First, with the help of lady shredder and Yeti/Fox Factory Race Team pro, Anne Galyean, we'll take you through this two superset, five exercise workout.

Be sure to watch the video for the form details and then get to work!

If you’ve tried any of the prior videos at all (listed at the bottom of the article), adding this to what you've already been working on will definitely give you a tangible difference in your strength in less than a few weeks from now!

Views: 4,542    Faves: 64    Comments: 1

Here are the variables I mentioned in the video for this superset of exercises:

- Do 2-4 sets of 12,10,8,6 reps depending on your ability to maintain perfect form.
- Rest 2-5 minutes second between supersets
- Breathe in through the belly and gently hold your breath on the "negative" and exhale slowly through pursed lips on the "positive."
- Perform three to four times a week.
- Don't forget to warm up well before any workout or riding session!

Superset #1 is a hip lift and farmer's carry. Hip lifts fight gravity and training the “posterior chain” (the hamstrings, glutes and spine muscles) to handle loads of stress as a team which is crucial to maintaining a strong position, especially when ripping one of those long downhill’s where fatigue can set in and possibly contribute to a nasty crash.

Glute Bridge 1
Hip lift start
Glute Bridge Start
Hip lift end

The farmer's carry is excellent at creating postural and axial (vertical) loading through a perfect posture. I love how it forces you to prevent postural breakdown and how it makes it difficult to breathe, both of which trains the ribcage to “understand’ how to maintain a stable position so the lungs can function optimally under stress.

Farmers Carry 1
Farmer's carry start
Farmers Carry 2
Farmer's carry walk

Superset #2 is a front squat, single arm/leg cable row, and Swiss ball single arm press and reach. The front squat will challenge your postural system, hips, spine, and shoulder complex to be strong while wearing a pack for long rides and races.

Front Squat 1
Front squat start
Front Squat 2
Front squat at bottom

I love the single arm/leg cable row because of its emphasis on balance, coordination and opposite arm-leg-in-downhill-position focus!

Single Arm Leg Row 1
Single Arm/Leg Start
Single Arm Leg Row 1
Single Arm/Leg Pull Finish

Lastly, the Swiss ball single arm press and reach focuses again on the hip complex and especially the thorax. This chest press is truly important for DH’ing strength for those gnarly sections when you have to resist outside influences like rocks and roots trying to knock you off line!

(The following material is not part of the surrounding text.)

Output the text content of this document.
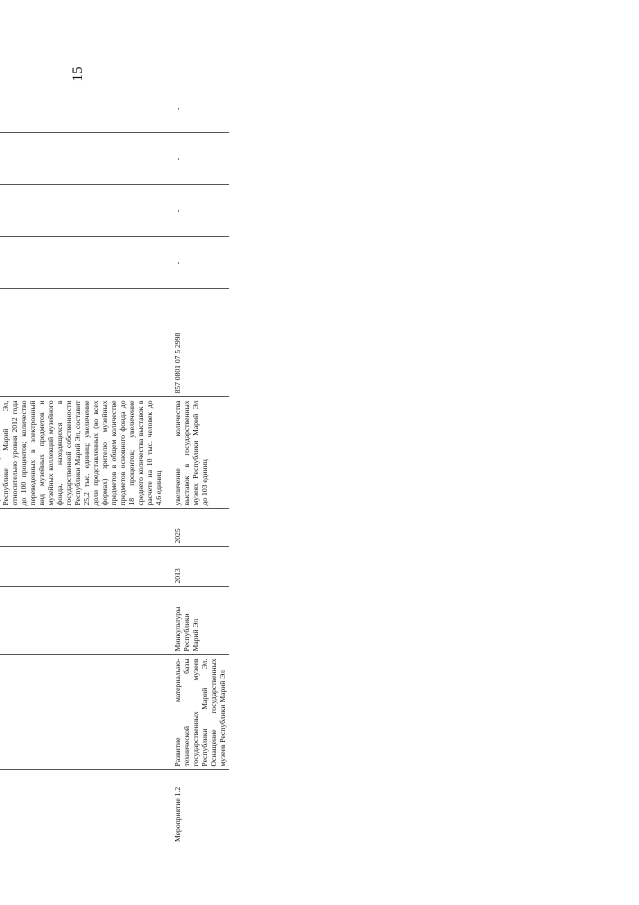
15

					Республике Марий Эл, относительно уровня 2012 года до 100 процентов; количество переведенных в электронный вид музейных предметов и музейных коллекций музейного фонда, находящихся в государственной собственности Республики Марий Эл, составит 25,2 тыс. единиц; увеличение доли представленных (во всех формах) зрителю музейных предметов в общем количестве предметов основного фонда до 18 процентов; увеличение среднего количества выставок в расчете на 10 тыс. человек до 4,6 единиц					
Мероприятие 1.2	Развитие материально-технической базы государственных музеев Республики Марий Эл. Оснащение государственных музеев Республики Марий Эл	Минкультуры Республики Марий Эл	2013	2025	увеличение количества выставок в государственных музеях Республики Марий Эл до 103 единиц	857 0801 07 5 2998	-	-	-	-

Single Arm Chest Press and Reach 1
Single arm press and reach start
Single Arm Chest Press and Reach 2
Single arm press and reach finish

Combined, these five exercises will impose force-resistance through your body similar to the way riding does, and when you specifically train the body to be capable of resisting these forces, it increases its efficiency. Moreover, when it’s capable of being “resistant-efficient” when you have those times of overly fatiguing rides, your energy expenditure will be less, your heart rate will be lower, your cardiovascular response will be lower and you’ll be able to finish those rides with better stamina.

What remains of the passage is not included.